Kruse-Jarres in 2013, concluded that the plasma derived Von Willebrand factor containing may be less immunogenic than recombinant factor concentrates and may be suitable for those patients with severe disease or those at higher risk of inhibitors development [33]. We couldn’t assess this aspect in our cohort as most of our patients received almost equal infusions from both plasma driven and recombinant factor VIII.

The clinical implications of our study include; 1. In patients with Inv22 mutation positive, severe illness and increased risk of inhibitors development and treatment failure are expected. Hence, those patients need closer follow up and the situation should be explained thoroughly to the parents who should put more effort in taking care of their patients including trauma avoidance and perioperative precautions. 2. Recognition of the underlying causative mutation for hemophilia is important not only, to recognize the common mutation for each ethnicity and geographic region but also to determine patient’s prognosis. An information that enables treating physician to personalize treatment plan accordingly. 3. Patients harboring Inv22 mutation should be treated cautiously and strictly to minimize the chance of inhibitor development. Controlled early antigen presentation via prophylaxis seems promising, especially with strategies that avoid immunologic danger signals.
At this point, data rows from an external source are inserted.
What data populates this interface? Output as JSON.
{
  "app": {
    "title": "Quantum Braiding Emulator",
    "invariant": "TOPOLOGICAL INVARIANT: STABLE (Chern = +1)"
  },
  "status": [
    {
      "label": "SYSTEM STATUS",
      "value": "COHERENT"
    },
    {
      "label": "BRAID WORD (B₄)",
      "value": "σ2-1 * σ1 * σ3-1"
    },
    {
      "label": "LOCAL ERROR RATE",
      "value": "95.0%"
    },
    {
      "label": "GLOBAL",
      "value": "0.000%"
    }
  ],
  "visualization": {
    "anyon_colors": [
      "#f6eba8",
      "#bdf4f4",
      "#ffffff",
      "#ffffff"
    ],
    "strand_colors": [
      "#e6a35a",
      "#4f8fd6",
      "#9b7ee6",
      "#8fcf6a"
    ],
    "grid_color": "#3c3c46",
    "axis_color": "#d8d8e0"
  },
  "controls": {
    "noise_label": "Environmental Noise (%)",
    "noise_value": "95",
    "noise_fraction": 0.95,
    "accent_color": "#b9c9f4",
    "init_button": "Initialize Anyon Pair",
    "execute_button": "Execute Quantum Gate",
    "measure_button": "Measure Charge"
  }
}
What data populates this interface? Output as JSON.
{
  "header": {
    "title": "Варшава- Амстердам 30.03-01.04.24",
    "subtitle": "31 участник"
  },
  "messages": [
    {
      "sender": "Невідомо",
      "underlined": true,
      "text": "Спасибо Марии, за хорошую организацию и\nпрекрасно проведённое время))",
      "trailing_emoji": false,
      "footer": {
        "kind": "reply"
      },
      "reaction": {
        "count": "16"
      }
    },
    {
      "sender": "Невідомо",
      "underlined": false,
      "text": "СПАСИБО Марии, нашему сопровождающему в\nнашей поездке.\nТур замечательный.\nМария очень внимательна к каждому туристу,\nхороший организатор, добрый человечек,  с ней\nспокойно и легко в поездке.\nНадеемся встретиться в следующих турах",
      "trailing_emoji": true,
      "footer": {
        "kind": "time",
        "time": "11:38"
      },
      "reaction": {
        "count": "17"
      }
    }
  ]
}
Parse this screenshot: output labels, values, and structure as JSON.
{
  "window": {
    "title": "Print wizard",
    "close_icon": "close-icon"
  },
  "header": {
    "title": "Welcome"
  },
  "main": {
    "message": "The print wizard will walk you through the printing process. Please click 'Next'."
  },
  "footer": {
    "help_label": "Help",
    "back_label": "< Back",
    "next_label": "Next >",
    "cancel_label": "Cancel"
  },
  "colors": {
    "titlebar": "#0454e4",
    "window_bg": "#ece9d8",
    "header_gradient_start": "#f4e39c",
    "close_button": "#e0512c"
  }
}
Our study had some limitation including; first, heterogeneity in regimen of replacement therapy as onset of first exposure, and its types; plasma, cryoprecipitate, factor concentrates, and recombinant factor with variable immunogenic responses [34] affecting inhibitor rates. Second, we couldn’t test the correlations of type and frequency of the infused factor VIII and inhibitors development and Inv22 mutation as patients almost received equal number of infusions from each type. Third, the cross-section nature of the study disabled accurate detection of onset of inhibitor where actual predisposing factors can be determined.

A multicenter randomized controlled trial is warranted to address those limitations. Questions about pathogenic mutation and its impact on disease course and management plan are still an area of research.

Inv22 mutation is an important risk for severe illness and significantly predispose to FVIII inhibitor development. The prevalence of Inv22 of F VIII in Egyptian hemophiliacs is nearly like that of other population.